Ilustración: Raquel Moreno

¿Cuál es el problema de la intermitencia de las fuentes renovables? Básicamente son dos: que no generan 24 horas al día y que, cuando lo hacen, pueden no ser estables, lo que podría afectar el equilibrio del sistema eléctrico. La realidad es que ambas características son cada vez menos problemáticas: se controlan diseñando adecuadamente los parques o, por lo menos, se predicen mejor, lo que permite complementarlas con generación firme. Los operadores eléctricos, como el Centro Nacional de Control de Energía, se han especializado en eso.

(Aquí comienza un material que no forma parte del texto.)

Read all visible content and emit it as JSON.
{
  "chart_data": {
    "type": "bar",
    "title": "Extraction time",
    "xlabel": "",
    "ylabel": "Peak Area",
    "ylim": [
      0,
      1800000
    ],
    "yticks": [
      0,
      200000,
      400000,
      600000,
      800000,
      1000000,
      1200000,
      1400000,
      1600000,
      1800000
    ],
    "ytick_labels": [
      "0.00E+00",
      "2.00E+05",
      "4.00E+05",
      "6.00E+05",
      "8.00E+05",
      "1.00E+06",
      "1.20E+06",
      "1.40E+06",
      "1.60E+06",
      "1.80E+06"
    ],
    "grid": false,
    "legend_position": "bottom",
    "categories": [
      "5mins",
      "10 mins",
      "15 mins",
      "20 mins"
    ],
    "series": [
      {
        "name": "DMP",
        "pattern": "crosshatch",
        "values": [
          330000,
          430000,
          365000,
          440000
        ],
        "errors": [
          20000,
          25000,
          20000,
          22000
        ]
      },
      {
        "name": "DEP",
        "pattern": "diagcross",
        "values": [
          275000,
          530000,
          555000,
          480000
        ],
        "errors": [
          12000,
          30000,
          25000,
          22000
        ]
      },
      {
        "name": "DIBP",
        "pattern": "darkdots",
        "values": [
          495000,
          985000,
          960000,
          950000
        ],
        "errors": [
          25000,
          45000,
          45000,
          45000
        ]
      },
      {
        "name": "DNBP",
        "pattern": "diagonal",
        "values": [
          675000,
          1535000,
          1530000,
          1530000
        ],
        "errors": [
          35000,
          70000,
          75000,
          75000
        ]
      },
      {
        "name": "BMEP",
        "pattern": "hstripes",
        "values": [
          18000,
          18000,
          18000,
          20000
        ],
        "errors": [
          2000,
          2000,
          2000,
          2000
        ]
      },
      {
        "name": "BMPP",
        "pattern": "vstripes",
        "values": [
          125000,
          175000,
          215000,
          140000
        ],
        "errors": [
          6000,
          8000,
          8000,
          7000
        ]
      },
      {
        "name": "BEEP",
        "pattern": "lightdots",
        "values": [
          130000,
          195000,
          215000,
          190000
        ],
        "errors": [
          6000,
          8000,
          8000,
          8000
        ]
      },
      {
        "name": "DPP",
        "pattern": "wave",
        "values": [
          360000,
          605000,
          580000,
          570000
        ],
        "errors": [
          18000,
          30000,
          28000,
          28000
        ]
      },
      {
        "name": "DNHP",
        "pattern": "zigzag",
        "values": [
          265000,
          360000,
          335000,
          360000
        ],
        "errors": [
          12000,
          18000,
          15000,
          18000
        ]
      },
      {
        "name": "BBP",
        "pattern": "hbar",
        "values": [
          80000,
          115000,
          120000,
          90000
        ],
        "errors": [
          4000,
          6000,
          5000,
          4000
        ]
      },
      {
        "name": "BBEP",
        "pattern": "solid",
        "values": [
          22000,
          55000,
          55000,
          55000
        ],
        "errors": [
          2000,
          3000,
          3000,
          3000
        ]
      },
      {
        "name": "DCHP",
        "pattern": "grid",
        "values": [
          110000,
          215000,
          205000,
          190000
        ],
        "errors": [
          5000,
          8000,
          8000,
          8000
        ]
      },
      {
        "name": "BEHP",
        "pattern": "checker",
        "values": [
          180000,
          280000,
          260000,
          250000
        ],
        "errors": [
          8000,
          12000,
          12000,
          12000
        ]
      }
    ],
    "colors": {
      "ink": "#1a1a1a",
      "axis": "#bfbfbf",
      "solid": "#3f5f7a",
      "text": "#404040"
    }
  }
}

El problema de la transición es, entonces, la necesidad de generación firme. En México quien más la ofrece es la CFE, ya sea mediante hidroeléctricas o generadoras de combustibles (termoeléctricas, ciclos combinados, turbogás), pero lo hace con costos altos. Con las subastas de 2016 y 2017 entraron en operación nuevas plantas de generación privadas que tuvieron que ofertar costos bajos para conseguir contratos. Pero seguían basadas en combustibles.

Entonces, más allá de México, en el entorno global, ¿se puede tener energía firme a partir de fuentes renovables? La respuesta es sí, y fundamentalmente se basa en el almacenamiento de energía, de varios tipos. La más común es la hidroeléctrica, que almacena energía potencial para usarla en el momento de mayor demanda del sistema eléctrico. Así funciona en un mercado energético maduro: da más ingresos a la hidroeléctrica, pero a la vez baja el costo de la energía.

Ahora bien, ¿pueden las fuentes eólicas y solares aportar energía firme? La respuesta parece ser sí. Además del calor en el caso de las fuentes solares, las baterías y el hidrógeno pueden almacenar energía para entregar electricidad a la hora que el sistema lo demande. Además, con los mismos controles de generación que una central de combustibles —que permitan regular frecuencia, por ejemplo—.

Los proyectos ya existen. Una de las empresas eléctricas más grandes del mundo construye parques eólicos en el mar, con el objetivo de aislar hidrógeno y usarlo en diversas formas. Al mismo tiempo, desarrolla turbinas para usarlas con el mismo hidrógeno para generar electricidad.

En España, Chile y los Emiratos Árabes Unidos, operan o se construyen centrales eléctricas que se alimentan de calor solar: lo concentran con espejos, lo almacenan mediante sales, y generan electricidad de noche, cuando el sistema se los demanda.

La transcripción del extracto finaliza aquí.